A source recounted to The Daily Star how a young man convicted of drug possession had been given lessons in Islamic teachings by prominent sheikhs interned in the prison. He went in clean shaven but left with a full beard, the source said.

“It’s those kinds of guys I get scared about,” he added, referring to the young man. “Because the state doesn’t know his history, they only see the drug charges on his file.”

Of Block B’s some 500-600 inmates, about 350 or so are considered national security cases. Among them about 10 or 15 are especially high-profile. These vary from members of ISIS – recently interned after the Arsal clashes – to members of the Free Syrian Army, the Nusra Front and the Abdullah Azzam Brigades. Some are Lebanese, but the vast majority are foreign.

“If you look at it from a general perspective, these fundamentalists who are staying in Roumieh are in an environment that is safe for them, where they can control their terrorist activities,” an Interior Ministry source explained. “They may not have planned the attacks, but they may have given the command.”

The government is aware that Block B detainees are able to communicate with associates and family members because many have smartphones, their single most valuable possession in detention. Though intelligence has gained valuable insights by monitoring their communications, mobile phones are nonetheless banned according to the prison law.

Inequity between prisoners prompted the Association of Justice and Mercy, an NGO that offers legal help to inmates, to cease providing services in Block B.

“We’ve asked publicly that they be transferred to a high-security prison,” AJEM lawyer Ziad Achour said.

But George Ghali of ALEF, said simply transferring them would not address root causes: “A comprehensive strategy should be adopted, not simply deterring the problem.”

“These people are already in prison, they aren’t going to be different in a new prison,” he said.

According to Nashabeh, the Internal Security Forces have been unable to cut back on prisoner privileges because the prison law, issued in 1949, is outmoded and in need of reforms. “The ISF is not trained to run a prison,” he said. “They have to find a way for the prisoners to help them.”

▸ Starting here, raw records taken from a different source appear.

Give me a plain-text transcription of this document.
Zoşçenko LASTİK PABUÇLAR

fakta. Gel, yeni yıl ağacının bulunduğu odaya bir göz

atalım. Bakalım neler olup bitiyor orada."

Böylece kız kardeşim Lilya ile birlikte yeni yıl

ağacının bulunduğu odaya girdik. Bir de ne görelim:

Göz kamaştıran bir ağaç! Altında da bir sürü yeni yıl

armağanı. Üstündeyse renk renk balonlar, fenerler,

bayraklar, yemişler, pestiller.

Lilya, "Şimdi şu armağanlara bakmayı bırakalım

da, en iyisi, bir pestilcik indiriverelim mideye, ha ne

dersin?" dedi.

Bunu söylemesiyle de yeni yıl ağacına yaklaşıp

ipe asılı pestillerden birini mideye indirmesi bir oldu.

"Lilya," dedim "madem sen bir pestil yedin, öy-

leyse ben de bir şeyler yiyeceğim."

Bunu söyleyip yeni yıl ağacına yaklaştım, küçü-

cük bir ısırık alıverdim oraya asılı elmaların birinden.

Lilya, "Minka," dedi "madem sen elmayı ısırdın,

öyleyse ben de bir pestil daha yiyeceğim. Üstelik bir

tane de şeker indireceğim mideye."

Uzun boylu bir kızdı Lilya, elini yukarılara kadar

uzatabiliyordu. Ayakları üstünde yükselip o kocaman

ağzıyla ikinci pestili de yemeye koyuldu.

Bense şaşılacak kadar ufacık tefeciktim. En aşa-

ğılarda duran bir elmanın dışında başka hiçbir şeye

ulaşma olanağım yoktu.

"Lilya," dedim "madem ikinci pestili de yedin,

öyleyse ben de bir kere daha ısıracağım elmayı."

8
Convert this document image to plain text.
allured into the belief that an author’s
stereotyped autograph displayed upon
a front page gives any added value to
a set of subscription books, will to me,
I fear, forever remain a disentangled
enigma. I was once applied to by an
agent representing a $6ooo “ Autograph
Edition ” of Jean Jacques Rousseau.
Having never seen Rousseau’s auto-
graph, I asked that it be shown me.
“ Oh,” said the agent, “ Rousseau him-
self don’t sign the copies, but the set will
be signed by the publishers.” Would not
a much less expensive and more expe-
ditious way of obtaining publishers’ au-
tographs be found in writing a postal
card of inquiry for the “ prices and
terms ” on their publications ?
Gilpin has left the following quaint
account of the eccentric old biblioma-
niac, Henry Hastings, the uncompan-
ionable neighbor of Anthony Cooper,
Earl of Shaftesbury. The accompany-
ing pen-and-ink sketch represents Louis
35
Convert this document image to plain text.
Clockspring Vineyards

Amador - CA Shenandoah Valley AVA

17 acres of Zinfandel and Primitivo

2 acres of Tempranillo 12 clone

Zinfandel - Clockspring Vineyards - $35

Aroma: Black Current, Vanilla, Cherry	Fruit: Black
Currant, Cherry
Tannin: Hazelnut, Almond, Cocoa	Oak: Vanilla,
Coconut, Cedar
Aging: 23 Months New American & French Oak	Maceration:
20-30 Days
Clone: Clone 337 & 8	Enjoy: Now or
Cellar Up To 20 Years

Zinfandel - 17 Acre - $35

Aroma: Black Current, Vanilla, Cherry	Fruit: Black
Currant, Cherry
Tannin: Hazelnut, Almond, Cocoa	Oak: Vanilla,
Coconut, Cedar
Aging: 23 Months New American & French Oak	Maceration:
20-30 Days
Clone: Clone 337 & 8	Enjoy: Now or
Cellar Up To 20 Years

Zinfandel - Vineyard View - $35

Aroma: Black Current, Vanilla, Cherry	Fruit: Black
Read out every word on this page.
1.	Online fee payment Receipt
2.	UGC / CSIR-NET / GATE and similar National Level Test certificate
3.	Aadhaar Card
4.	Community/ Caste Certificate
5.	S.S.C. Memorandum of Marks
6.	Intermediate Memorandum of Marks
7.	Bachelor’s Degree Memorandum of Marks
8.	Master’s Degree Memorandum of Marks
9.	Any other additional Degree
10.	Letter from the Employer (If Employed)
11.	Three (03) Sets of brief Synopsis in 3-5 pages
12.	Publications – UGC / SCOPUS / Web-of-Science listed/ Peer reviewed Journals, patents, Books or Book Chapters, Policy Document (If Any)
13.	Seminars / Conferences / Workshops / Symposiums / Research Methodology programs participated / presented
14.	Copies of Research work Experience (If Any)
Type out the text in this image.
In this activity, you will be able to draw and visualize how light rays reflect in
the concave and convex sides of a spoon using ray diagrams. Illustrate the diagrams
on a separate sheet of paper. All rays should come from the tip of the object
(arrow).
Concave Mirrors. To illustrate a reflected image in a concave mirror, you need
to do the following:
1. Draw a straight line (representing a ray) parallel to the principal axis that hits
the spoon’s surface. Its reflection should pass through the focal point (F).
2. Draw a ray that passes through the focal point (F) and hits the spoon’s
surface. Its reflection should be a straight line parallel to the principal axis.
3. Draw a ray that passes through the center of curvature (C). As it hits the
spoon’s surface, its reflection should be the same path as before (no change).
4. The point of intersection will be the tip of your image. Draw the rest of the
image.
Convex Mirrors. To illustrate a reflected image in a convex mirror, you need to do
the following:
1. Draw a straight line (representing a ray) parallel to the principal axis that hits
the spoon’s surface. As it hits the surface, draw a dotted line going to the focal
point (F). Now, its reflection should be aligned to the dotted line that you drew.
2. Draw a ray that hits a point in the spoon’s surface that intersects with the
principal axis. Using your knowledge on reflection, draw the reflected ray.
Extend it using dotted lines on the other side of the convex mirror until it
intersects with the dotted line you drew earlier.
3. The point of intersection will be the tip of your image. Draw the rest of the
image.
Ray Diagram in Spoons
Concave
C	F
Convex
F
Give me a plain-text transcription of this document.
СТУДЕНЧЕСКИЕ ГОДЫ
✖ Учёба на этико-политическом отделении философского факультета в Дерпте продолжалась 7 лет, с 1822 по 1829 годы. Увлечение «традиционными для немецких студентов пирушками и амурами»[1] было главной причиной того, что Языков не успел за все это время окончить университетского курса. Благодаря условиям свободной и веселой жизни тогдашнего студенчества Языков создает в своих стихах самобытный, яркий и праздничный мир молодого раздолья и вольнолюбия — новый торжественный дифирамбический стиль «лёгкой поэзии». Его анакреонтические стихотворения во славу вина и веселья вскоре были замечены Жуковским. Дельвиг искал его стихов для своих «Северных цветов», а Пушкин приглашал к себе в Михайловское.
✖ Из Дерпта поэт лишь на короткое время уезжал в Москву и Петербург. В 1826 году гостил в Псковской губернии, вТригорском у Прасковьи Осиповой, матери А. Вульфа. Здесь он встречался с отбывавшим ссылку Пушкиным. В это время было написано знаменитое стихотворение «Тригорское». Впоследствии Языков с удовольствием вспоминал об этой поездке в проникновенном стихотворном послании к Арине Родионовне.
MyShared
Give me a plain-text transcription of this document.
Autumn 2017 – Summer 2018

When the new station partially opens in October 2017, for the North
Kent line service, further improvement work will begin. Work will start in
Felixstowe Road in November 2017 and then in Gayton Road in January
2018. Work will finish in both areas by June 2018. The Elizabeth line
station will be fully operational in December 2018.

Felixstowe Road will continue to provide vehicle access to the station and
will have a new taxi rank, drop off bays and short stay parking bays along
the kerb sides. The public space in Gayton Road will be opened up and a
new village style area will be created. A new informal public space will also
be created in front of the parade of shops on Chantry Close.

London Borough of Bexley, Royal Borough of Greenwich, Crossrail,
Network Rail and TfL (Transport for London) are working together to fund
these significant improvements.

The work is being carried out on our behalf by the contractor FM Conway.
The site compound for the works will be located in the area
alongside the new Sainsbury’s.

A political source, who requested anonymity, went further still: “The truth is that there are many politicians in Lebanon who interfere with the prison administration.”

For those working inside the prison having to interact with inmates every day, the problem is glaringly obvious: “The more people like this [Islamist detainees] you put in one room, the more influence they will have, if you lessen the amount, you lessen the effect.”